Villa Galileo Galilei

Villa Il Gioiello ad Arcetri, ultima dimora di Galileo

La villa Il Gioiello, dove il grande scienziato Galileo Galilei, trascorse gli ultimi anni della sua esistenza, è situata sulle colline di Arcetri a pochi chilometri da Firenze. Nel 2014 si festeggia la ricorrenza dei 450 anni dalla nascita del matematico e astronomo pisano, avvenuta il 15 febbraio 1564. La villa di Arcetri fu invece la dimora in cui Galileo visse negli ultimi anni di vita, dal 1631 fino al 1645, anno della sua morte. Oggi Il Gioiello è conosciuta anche con il nome di Villa Galileo, proprio in onore dello scienziato toscano.
Villa Galileo Arcetri
La residenza storica si trova in via del Pian dei Giullari 42, vicino alla Torre del Gallo. In origine era una casa signorile, circondata da alcuni ettari di podere. Nei dati catastali del 1427 la villa fiorentina risulta in possesso della famiglia di Tommaso di Cristofano Masi. Poi divenne proprietà dei Calderini e nel 1525 è citata per la prima volta proprio come “Il Gioiello“. Durante l’assedio di Firenze, tra il 1529 e il 1530, tutta la zona di Arcetri e Pian dei Giullari venne occupata dalle truppe imperiali, la villa ed il suo podere subirono alcuni danni. Poco dopo i Calderini vendettero la casa ai Cavalcanti, che ricostruirono la villa con le forme attuali.
Il Gioiello fu consigliata a Galileo come residenza da Suor Maria Celeste ovvero dalla figlia Vittoria che aveva scelto la vita da monaca francescana. I terreni della villa di Arcetri confinavano con quelli del convento di San Matteo, dove oltre a Suor Maria viveva anche un’altra figlia dello scienziato. Dopo l’abiura, avvenuta nel 1633, Galileo era stato confinato agli arresti domiciliari, che trascorse appunto nella residenza di Arcetri. Nel 1634 l’astronomo pisano subì la perdita della figlia e dal 1638 fu colpito dalla cecità, ma continuò, com’è noto, a lavorare ad alcune delle sue opere più importanti, come “Discorsi e dimostrazioni matematiche intorno a due nuove scienze”. Galileo riuscì a donare i suoi preziosi contributi alla scienza grazie all’aiuto dei fedeli allievi Vincenzo Viviani ed Evangelista Torricelli, che lo assistettero fino alla morte (8 gennaio 1642).

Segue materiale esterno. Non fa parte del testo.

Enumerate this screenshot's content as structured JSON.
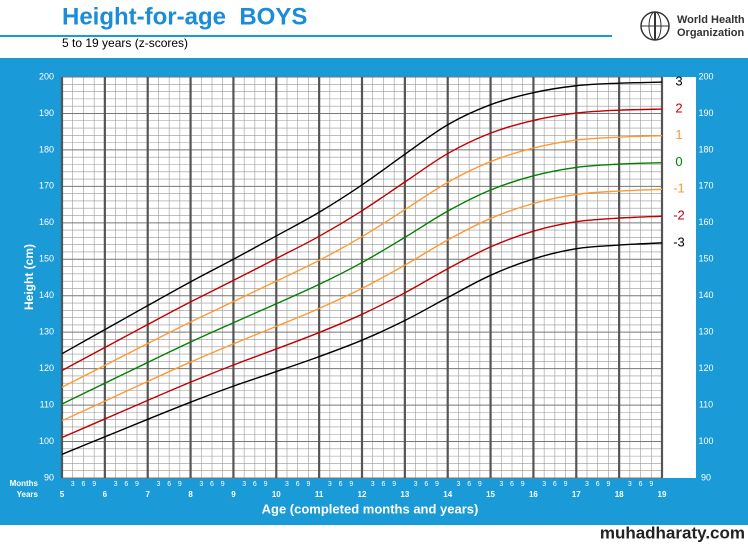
{
  "header": {
    "title": "Height-for-age  BOYS",
    "subtitle": "5 to 19 years (z-scores)",
    "organization": [
      "World Health",
      "Organization"
    ]
  },
  "chart_data": {
    "type": "line",
    "xlabel": "Age (completed months and years)",
    "ylabel": "Height (cm)",
    "months_label": "Months",
    "years_label": "Years",
    "month_labels": [
      "3",
      "6",
      "9"
    ],
    "x": [
      5,
      6,
      7,
      8,
      9,
      10,
      11,
      12,
      13,
      14,
      15,
      16,
      17,
      18,
      19
    ],
    "xlim": [
      5,
      19
    ],
    "xticks": [
      5,
      6,
      7,
      8,
      9,
      10,
      11,
      12,
      13,
      14,
      15,
      16,
      17,
      18,
      19
    ],
    "ylim": [
      90,
      200
    ],
    "yticks": [
      90,
      100,
      110,
      120,
      130,
      140,
      150,
      160,
      170,
      180,
      190,
      200
    ],
    "grid": true,
    "series": [
      {
        "name": "3",
        "color": "#000000",
        "values": [
          124.1,
          130.7,
          137.3,
          143.8,
          150.0,
          156.4,
          162.9,
          170.4,
          178.8,
          186.9,
          192.4,
          195.7,
          197.6,
          198.3,
          198.6
        ]
      },
      {
        "name": "2",
        "color": "#c00000",
        "values": [
          119.5,
          125.8,
          132.1,
          138.3,
          144.2,
          150.2,
          156.3,
          163.3,
          171.2,
          179.0,
          184.6,
          188.1,
          190.1,
          190.9,
          191.2
        ]
      },
      {
        "name": "1",
        "color": "#ff9933",
        "values": [
          114.9,
          120.9,
          126.9,
          132.8,
          138.4,
          144.0,
          149.7,
          156.2,
          163.6,
          171.1,
          176.8,
          180.5,
          182.7,
          183.5,
          183.9
        ]
      },
      {
        "name": "0",
        "color": "#008000",
        "values": [
          110.3,
          116.0,
          121.7,
          127.3,
          132.6,
          137.8,
          143.1,
          149.1,
          156.0,
          163.2,
          169.0,
          172.9,
          175.2,
          176.1,
          176.5
        ]
      },
      {
        "name": "-1",
        "color": "#ff9933",
        "values": [
          105.7,
          111.1,
          116.5,
          121.8,
          126.8,
          131.6,
          136.5,
          142.0,
          148.4,
          155.3,
          161.2,
          165.3,
          167.8,
          168.7,
          169.2
        ]
      },
      {
        "name": "-2",
        "color": "#c00000",
        "values": [
          101.1,
          106.2,
          111.3,
          116.3,
          121.0,
          125.4,
          129.9,
          134.9,
          140.8,
          147.4,
          153.4,
          157.7,
          160.3,
          161.3,
          161.8
        ]
      },
      {
        "name": "-3",
        "color": "#000000",
        "values": [
          96.5,
          101.3,
          106.1,
          110.8,
          115.2,
          119.2,
          123.3,
          127.8,
          133.2,
          139.5,
          145.6,
          150.1,
          152.9,
          153.9,
          154.5
        ]
      }
    ]
  },
  "footer": "muhadharaty.com"
}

Dopo la morte di Galilei Il Gioiello ebbe differenti proprietari, tra i quali le stesse monache del convento di San Matteo. Nel 1788 il senatore Clemente Nelli fece apporre sulla facciata della villa una lapide con dedica a Galileo. Nel 1843 fu aggiunta una nicchia contenente un busto dello scienziato toscano. Oggi la villa di Arcetri appartiene al Dipartimento di Astronomia dell’Università di Firenze e dopo un lungo periodo di restauro (1986-2008), è stata riaperta al pubblico in occasione delle celebrazioni dell’Anno Galileiano nel 2009.
 E’ necessaria la prenotazione ed è consigliabile visitarla in gruppi di minimo 20 persone (attualmente il costo totale della visita è di 200 euro indipendentemente dal numero di visitatori). Periodicamente Il Gioiello è aperta gratuitamente al pubblico, come è successo il 15 febbraio scorso in occasione del 450° anniversario della nascita di Galileo.